While checking out possible wedding locations, we’d gone to a park with a view of the water. It was beautiful. We held hands, pretending to be in the middle of our vows, when I suddenly burst into ugly crying (the kind of crying where you lose every sense of propriety as you wipe your smeared eyeliner, tears, and probably a few boogers on your significant other’s favorite t-shirt). I felt like a wreck. The grief was so bad my chest physically ached.

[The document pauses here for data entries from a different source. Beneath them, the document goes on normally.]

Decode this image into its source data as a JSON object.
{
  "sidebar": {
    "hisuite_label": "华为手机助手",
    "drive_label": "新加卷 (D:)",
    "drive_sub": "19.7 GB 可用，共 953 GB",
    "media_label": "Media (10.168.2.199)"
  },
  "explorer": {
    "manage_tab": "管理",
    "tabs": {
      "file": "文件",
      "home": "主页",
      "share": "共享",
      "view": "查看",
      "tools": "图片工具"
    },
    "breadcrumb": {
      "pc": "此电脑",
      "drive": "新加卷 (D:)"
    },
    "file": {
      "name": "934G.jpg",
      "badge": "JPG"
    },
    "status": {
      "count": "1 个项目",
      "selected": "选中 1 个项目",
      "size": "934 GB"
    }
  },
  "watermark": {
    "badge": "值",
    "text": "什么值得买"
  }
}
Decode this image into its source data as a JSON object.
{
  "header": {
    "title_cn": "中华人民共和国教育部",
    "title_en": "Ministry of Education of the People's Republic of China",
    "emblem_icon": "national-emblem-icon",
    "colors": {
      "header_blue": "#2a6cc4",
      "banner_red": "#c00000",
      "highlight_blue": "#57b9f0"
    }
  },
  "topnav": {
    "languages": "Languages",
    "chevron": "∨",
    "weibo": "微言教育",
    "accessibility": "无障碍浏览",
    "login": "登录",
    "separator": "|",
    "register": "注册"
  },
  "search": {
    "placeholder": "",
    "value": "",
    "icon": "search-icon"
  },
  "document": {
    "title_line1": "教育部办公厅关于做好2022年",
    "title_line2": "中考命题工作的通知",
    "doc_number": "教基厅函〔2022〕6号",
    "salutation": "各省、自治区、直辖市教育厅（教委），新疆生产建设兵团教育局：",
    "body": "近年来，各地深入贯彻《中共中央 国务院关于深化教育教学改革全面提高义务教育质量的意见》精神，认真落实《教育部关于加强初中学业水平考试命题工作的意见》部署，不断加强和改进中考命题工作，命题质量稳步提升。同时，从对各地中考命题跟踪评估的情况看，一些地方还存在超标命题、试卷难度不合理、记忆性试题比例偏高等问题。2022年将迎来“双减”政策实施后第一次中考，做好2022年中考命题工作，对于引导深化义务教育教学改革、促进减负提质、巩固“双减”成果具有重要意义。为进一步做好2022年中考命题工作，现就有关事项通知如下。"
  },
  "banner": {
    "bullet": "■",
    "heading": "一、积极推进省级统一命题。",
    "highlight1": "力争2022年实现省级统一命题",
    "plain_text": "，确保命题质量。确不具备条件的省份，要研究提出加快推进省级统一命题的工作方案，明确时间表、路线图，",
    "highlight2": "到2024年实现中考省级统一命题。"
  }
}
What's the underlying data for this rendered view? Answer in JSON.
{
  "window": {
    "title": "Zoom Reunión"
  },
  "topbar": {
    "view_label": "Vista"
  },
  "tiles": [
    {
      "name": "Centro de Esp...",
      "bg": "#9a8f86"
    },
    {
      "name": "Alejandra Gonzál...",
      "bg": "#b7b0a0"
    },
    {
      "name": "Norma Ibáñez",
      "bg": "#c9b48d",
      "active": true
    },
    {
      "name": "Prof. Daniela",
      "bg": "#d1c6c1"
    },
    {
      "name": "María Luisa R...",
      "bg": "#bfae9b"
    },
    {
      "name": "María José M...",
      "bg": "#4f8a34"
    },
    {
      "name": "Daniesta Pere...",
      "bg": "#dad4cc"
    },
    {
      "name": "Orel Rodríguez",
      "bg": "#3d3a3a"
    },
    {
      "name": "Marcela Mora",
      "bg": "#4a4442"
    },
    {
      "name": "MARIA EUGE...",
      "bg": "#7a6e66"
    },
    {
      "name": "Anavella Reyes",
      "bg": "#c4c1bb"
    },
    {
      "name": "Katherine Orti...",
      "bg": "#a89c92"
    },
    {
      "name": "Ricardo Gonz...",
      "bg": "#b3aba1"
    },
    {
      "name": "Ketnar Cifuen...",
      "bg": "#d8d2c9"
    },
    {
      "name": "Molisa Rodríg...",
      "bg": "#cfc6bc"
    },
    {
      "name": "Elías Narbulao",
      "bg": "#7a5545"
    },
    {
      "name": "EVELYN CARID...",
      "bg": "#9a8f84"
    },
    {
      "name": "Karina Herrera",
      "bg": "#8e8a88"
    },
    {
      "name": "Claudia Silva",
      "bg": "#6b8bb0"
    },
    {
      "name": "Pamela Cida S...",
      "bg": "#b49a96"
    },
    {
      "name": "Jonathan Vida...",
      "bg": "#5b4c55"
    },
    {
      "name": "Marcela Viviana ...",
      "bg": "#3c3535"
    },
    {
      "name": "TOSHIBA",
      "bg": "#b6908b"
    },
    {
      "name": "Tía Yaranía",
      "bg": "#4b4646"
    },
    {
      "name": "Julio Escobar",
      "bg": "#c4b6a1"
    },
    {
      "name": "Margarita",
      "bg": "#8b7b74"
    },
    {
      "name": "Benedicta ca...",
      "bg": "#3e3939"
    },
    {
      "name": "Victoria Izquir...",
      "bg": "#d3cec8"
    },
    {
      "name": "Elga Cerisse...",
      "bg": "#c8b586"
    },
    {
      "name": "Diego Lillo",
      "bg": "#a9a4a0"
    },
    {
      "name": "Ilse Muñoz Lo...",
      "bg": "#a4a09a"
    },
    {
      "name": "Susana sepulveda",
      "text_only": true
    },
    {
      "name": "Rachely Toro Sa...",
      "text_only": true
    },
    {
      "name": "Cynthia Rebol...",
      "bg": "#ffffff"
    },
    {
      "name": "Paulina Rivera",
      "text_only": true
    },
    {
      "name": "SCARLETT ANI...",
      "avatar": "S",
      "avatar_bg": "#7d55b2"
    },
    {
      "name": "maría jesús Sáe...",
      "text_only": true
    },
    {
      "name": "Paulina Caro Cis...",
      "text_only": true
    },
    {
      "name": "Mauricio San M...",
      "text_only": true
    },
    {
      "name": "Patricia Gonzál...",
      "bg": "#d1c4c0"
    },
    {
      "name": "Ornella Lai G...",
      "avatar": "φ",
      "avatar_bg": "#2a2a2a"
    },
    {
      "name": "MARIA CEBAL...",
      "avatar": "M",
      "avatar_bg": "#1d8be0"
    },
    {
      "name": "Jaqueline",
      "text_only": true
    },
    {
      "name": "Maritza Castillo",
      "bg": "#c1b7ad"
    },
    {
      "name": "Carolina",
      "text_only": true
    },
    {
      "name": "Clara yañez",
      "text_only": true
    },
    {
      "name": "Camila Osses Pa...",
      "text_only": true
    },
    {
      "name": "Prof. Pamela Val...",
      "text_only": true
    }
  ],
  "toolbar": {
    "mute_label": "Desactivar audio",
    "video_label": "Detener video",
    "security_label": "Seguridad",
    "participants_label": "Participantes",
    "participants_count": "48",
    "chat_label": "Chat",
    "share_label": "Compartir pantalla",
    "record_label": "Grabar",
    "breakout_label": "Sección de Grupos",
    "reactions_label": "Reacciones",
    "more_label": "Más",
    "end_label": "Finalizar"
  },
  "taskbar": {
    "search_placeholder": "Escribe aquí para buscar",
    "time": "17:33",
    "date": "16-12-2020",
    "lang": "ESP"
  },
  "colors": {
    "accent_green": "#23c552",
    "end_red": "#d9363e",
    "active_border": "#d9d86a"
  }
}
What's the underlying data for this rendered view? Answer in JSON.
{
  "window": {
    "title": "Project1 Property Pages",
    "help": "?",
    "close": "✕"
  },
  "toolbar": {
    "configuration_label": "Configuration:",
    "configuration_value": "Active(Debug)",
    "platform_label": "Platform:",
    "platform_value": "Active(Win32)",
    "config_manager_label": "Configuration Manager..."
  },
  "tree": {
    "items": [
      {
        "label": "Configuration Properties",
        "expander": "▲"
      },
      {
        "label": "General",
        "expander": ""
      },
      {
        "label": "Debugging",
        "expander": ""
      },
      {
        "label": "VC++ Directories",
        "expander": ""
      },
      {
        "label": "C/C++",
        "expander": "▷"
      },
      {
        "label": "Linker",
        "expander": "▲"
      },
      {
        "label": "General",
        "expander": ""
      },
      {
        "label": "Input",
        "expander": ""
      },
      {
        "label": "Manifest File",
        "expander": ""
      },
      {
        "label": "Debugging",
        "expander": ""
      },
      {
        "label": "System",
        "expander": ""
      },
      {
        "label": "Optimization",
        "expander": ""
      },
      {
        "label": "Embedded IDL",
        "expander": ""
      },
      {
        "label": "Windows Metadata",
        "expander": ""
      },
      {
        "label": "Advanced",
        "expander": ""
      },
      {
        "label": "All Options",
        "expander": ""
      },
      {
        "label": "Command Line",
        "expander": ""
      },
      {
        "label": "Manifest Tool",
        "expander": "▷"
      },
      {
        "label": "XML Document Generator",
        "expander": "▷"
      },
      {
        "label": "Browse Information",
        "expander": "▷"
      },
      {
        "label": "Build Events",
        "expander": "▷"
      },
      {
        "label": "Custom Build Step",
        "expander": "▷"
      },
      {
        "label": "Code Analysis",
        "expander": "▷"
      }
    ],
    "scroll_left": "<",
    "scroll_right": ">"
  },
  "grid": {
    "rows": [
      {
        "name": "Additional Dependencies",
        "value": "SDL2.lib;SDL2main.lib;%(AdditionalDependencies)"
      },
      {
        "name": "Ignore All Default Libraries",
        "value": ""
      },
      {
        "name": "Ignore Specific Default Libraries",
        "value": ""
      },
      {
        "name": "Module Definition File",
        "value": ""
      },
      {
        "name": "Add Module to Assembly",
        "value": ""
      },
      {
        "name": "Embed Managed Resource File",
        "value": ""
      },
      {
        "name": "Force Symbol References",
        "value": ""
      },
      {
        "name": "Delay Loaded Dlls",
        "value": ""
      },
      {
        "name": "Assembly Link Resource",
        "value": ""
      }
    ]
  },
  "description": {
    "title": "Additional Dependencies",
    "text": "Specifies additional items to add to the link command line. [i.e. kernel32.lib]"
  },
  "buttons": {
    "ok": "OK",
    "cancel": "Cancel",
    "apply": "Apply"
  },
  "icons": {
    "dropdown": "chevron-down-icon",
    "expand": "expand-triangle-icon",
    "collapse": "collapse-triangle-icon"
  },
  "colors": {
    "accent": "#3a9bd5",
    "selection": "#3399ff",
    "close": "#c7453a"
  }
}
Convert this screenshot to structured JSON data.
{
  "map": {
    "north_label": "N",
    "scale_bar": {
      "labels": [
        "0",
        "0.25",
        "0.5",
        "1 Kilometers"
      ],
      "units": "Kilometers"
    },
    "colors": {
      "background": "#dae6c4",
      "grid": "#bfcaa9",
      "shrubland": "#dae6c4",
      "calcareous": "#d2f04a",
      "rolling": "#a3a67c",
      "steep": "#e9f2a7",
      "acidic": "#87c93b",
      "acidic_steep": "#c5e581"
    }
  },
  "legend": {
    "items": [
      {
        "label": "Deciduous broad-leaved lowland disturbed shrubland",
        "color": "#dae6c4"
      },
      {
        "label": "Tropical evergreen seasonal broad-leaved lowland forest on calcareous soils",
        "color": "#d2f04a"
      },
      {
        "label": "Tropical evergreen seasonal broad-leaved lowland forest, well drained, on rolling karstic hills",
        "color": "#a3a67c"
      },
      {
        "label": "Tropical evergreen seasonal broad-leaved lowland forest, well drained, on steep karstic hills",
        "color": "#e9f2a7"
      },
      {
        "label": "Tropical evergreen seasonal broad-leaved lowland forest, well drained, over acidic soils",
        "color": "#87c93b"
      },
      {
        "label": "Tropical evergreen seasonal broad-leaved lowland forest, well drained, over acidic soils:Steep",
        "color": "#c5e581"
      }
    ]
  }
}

It’s been several years now since the very last time I saw my dad, so watching all the Hallmark-y family-oriented Christmas specials no longer feels like a new form of torture and I usually get through Father’s Day okay providing I stay off Facebook. But sometimes, usually unexpectedly, the grief still manages to crash into my chest like a supersonic jet. And I’m left feeling like a little girl who only just lost her dad.
The Glaring Holes
When it came time to plan the wedding details, everyone wondered what sort of flowers I wanted and what my color scheme was. My actual wedding plan, which I only told to a few people, was pretty simple: I didn’t want to look out into the group of attendees and be able to see specifically where my dad should be sitting. I’ll know he’s not there, I’ll feel it in some measure or another regardless of whether anyone draws attention to it, but I don’t want any specific reminders. I don’t want any glaring dad holes.
Some people have suggested doing something to honor my dad at the wedding — lighting a candle, taking a moment of silence, or displaying his picture — but for me it’d just bust that hole where my dad’s supposed to be wide open. And it’s already pretty raw.
I’m wearing my grandma’s necklace at the wedding for my “something old” as a way of honoring and remembering her. It makes me feel closer to her, which I know is what people are hoping would happen if I did something similar regarding my dad. But that pain is still too raw for a reminder like that to be comforting, at least for now.
It’s All Pretty Messy
When I graduated from community college and expressed similar sentiments about the sadness that my dad wasn’t there, some folks told me to “cheer up” and “don’t mope.” They wanted me to snap out of it; what they didn’t understand is that grief doesn’t work like that.
While my grief isn’t usually a major fixture in my life anymore, I’ll never stop missing my daddy. And the fact that he won’t be there for my wedding provides some new elements of grief. My daddy won’t be there to give me away, dance with me, or make a speech telling me he’s proud. He won’t wave me goodbye as I drive away with my new husband. He won’t do any of his classic embarrassing things like accidentally tucking his pant leg into his sock or talking way too much about work to someone who couldn’t care less. He won’t be there at all. In fact, Dad never even got to meet my Mr. Man.
This shadow — the fact my dad is truly gone, not just unable to walk me down the aisle — gives the event some of the emotions and complexities as if I were planning both a wedding and a funeral. Death and life. Beginnings and endings. Joy and grief. It’s all there.
This doesn’t mean I’m not excited to get married — my first thought this morning was, “Only 19 more days!” But there’s still a hole. There’s grief, pain, and shadows. Because, despite what the movies and glamorous wedding photo shoots suggest, normal life in all its messy, sometimes heart-wrenching glory doesn’t take a break for weddings.